Problem Description#
Check out the problem on Leetcode
Given a non-negative integer \(c\), decide whether there exists two integers \(a\) and \(b\) such that \(a^2+b^2=c\)
Solution#
Try different combinations of \((a,b)\), adjusting the guess each time based on whether their sum is too large or too small. I define \(a\) as the smaller value and \(b\) as the larger value.
Initial values#
- \(a=0\)
- \(b^2>=c\)
- \(\text{sum}=b^2\)
Finding the solution#
If the sum is too big, then make \(b\) smaller. If it is too large, make \(a\) larger. Stop when \(a>b\).
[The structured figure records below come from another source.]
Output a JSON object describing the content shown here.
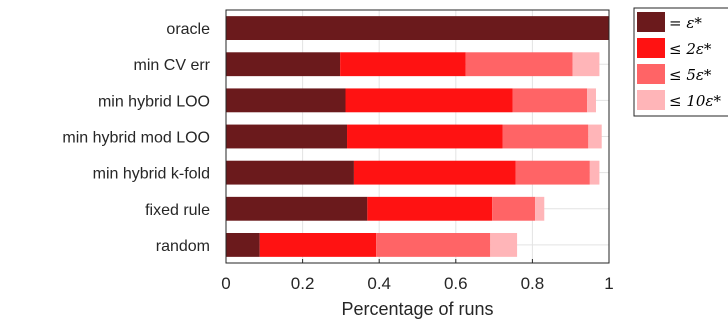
{
  "chart_data": {
    "type": "bar",
    "orientation": "horizontal",
    "stacked": true,
    "categories": [
      "oracle",
      "min CV err",
      "min hybrid LOO",
      "min hybrid mod LOO",
      "min hybrid k-fold",
      "fixed rule",
      "random"
    ],
    "series": [
      {
        "name": "= ε*",
        "color": "#6b1a1c",
        "values": [
          1.0,
          0.298,
          0.312,
          0.316,
          0.334,
          0.369,
          0.088
        ]
      },
      {
        "name": "≤ 2ε*",
        "color": "#ff1212",
        "values": [
          0.0,
          0.328,
          0.436,
          0.406,
          0.422,
          0.326,
          0.304
        ]
      },
      {
        "name": "≤ 5ε*",
        "color": "#ff6466",
        "values": [
          0.0,
          0.279,
          0.195,
          0.224,
          0.194,
          0.112,
          0.298
        ]
      },
      {
        "name": "≤ 10ε*",
        "color": "#ffb5b8",
        "values": [
          0.0,
          0.07,
          0.023,
          0.035,
          0.025,
          0.024,
          0.07
        ]
      }
    ],
    "xlabel": "Percentage of runs",
    "xlim": [
      0,
      1
    ],
    "xticks": [
      0,
      0.2,
      0.4,
      0.6,
      0.8,
      1
    ],
    "xtick_labels": [
      "0",
      "0.2",
      "0.4",
      "0.6",
      "0.8",
      "1"
    ],
    "grid": true,
    "legend": "outside-top-right"
  }
}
Optimising sum calculation#
\((a+1)^2 = a^2+2a+1\)
\((b-1)^2 = b^2-2b+1\)
We can use this to update sum:
\((a+1)^2+b^2 = a^2+2a+1+b^2\)
\( \quad \quad \quad \quad \quad \ \ \ = \text{sum} + 2a + 1\)
Therefore, instead of recalculating the sum each time using a*a+b*b, we can instead use these formulae. For example, if increasing a, sum += 2a+1.
Complexity#
Time complexity: O(\(\sqrt{n}\) )
Space complexity: O(1)
Code#
bool judgeSquareSum(const int& c) {
// let a<=b
unsigned int a = 0;
unsigned int b = ceil(sqrt(c));
unsigned int sum = b*b;
while(a<=b){
if(sum==c){
return true;
}
else if(sum<c){
// increase a
// (a+1)^2 = a^2 +2a+1
sum += 2*a+1;
a++;
}
else{
// decrease b
// (b-1)^2 = b^2-2b+1
sum += 1-2*b;
b--;
}
}
return false;
}